The day didn’t start too well. On Saturday my UK bank card was swallowed by a greedy ATM in town, apparently it had quite an appetite all weekend and there was a queue of us at the bank first thing on Monday hoping to reclaim our cards. The bank has a policy not to return cards that have been swallowed, because of the risk of fraud, but this is northern Kenya and they give me back my card anyway.

Then we took our volunteer shopping for the things he is likely to need during his stay in the bush. As we were waiting in the market a young man we know well approached us. He is a former street boy and a few years ago we ran a project with the street boys here. Dirty and wild, charming, loyal, entrepreneurial and extremely resourceful, we came to know and really care about the crop of abandoned youth living on the streets at that time. This young man had got himself off glue and into school, a bright boy, but ultimately not suited to a restrictive regime he now works as a labourer and fixer based in the market area. He is well liked and seems to make decent money. Today though he didn’t look his normal confident, exuberant self. He silently handed me a photograph of his younger brother, a boy we had also worked with back then but had seen less of since, another bright kid. He told us his brother had died a few days ago. His brother, around 18 years old, had died in the local butchery (oops sorry, I meant to say hospital) of ‘stomach’ problems. That was all he could tell us. They are former (only just former) street boys and they are from the wrong tribe. To be honest I am surprised his brother had even been admitted, but having been even if all he had was a headache he probably would have ended up dead. Our local hospital is not one anybody speaks well of even if you are from the ‘right’ tribe.

I was deeply disturbed by the news and frustrated that they hadn’t come to me before, when his brother was only sick, not dead, when perhaps I could have spent the money I now gave them for funeral bills on getting his brother to a better hospital. To perhaps help him not to die. I was so sad it felt like there was a heavy weight compressing my chest but this was just the start of a long day and after speaking with our young friend for a while we carried on. There were so many more problems to be dealt with this day, some expected, other not, and for a time I put the young man’s death to the back of my mind. But now, standing here in the almost dark, waiting for my brother-in-law to choose his ‘fat’ sheep it slips back into me, the full feeling of sadness and futility.

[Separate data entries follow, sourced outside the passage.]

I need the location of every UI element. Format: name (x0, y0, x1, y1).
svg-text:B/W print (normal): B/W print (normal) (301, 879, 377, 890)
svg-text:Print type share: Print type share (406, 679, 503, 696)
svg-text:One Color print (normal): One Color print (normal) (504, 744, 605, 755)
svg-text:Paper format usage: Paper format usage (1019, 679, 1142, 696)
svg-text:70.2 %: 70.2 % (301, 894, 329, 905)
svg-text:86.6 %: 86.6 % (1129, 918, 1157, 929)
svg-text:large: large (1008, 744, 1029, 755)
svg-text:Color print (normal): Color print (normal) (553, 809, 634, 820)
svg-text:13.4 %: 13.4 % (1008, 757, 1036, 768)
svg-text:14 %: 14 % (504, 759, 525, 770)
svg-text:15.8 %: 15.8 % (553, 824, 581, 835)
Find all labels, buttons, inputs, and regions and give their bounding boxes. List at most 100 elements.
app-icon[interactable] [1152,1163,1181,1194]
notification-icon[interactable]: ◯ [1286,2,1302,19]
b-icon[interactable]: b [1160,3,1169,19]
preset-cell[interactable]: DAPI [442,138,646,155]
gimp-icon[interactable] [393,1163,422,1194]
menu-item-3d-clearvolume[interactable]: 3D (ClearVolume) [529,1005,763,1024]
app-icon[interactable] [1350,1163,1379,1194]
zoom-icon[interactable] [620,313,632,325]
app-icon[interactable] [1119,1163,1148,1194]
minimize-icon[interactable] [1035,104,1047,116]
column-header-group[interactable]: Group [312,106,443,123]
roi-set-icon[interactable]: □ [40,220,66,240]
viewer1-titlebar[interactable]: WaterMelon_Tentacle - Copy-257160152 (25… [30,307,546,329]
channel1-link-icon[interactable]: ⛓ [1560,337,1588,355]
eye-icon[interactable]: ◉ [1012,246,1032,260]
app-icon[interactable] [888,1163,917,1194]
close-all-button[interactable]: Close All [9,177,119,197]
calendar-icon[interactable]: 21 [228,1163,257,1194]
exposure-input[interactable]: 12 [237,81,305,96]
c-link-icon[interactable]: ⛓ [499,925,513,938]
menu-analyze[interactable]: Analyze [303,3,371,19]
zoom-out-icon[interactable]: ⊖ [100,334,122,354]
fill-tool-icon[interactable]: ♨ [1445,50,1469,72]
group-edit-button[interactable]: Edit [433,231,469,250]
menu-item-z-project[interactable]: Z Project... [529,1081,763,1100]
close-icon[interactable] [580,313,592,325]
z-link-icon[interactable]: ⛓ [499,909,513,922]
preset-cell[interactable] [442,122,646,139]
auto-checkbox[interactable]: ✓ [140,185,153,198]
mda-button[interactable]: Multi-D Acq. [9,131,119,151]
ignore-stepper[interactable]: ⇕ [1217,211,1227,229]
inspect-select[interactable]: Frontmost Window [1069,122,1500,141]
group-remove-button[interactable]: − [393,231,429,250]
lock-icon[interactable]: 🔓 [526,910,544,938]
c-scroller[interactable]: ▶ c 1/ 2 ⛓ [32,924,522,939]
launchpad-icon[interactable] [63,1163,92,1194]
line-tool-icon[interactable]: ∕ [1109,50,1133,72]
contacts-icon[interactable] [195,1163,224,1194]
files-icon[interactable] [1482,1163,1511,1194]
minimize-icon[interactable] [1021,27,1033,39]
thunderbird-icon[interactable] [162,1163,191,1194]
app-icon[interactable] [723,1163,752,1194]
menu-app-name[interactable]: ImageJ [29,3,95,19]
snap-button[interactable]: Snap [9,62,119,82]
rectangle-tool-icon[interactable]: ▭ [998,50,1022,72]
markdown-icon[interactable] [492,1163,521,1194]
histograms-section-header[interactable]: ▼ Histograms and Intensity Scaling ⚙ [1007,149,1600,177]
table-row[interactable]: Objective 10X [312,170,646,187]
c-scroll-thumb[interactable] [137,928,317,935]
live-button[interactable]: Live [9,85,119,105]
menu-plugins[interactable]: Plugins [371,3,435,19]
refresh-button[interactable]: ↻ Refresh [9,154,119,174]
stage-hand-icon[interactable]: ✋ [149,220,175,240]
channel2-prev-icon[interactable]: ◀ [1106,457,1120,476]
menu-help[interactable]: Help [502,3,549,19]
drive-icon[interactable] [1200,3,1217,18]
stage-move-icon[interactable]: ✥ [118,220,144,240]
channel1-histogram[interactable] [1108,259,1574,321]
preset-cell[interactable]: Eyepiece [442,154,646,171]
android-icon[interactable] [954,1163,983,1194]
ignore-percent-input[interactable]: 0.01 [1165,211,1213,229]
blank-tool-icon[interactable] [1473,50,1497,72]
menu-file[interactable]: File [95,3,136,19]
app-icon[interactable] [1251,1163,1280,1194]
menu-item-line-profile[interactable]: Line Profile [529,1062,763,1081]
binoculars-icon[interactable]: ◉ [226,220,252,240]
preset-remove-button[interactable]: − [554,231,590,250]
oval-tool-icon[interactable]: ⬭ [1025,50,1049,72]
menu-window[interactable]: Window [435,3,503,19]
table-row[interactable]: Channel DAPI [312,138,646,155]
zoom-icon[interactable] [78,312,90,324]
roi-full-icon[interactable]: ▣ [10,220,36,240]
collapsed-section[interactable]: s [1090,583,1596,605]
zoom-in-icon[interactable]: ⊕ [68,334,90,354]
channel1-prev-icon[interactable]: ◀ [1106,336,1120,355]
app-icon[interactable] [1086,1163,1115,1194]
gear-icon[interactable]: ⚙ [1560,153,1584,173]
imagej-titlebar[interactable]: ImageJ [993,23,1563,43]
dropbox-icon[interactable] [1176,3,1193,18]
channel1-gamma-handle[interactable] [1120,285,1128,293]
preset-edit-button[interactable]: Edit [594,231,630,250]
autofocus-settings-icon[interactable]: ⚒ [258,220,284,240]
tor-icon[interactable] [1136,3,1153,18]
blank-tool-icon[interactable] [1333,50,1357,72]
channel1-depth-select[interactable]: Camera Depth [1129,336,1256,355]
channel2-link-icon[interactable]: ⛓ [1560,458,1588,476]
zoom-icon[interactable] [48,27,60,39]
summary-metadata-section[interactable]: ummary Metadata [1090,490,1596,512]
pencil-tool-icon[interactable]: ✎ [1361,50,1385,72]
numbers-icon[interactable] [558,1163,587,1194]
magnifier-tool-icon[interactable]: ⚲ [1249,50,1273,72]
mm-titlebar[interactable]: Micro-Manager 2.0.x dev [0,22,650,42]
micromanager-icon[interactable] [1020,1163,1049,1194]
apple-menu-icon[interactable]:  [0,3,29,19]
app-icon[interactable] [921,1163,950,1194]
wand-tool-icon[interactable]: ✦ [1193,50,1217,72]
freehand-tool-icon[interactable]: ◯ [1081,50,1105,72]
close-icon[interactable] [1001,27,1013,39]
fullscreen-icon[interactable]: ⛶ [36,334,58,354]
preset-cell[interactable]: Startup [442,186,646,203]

I see torches coming towards me and three men are soon lifting a ‘fat’ sheep into the back of the pickup. We all climb in and on. My 7 year old son squashes up against me in the front seat smelling of dust and animals and bush, falling asleep despite the bumping and jolting of the dirt track. We still have several hours to go before we will finally come to our home and collapse exhausted from another long day. This is not ‘work’ or at least nobody has paid us for what we did today. It is a mixture of family, passion and friendship that drives this kind of day. At the end, tired and perhaps emotional, I wonder why we do it, but tomorrow the sun will rise and energy and life will burst forth again and I will have my answer.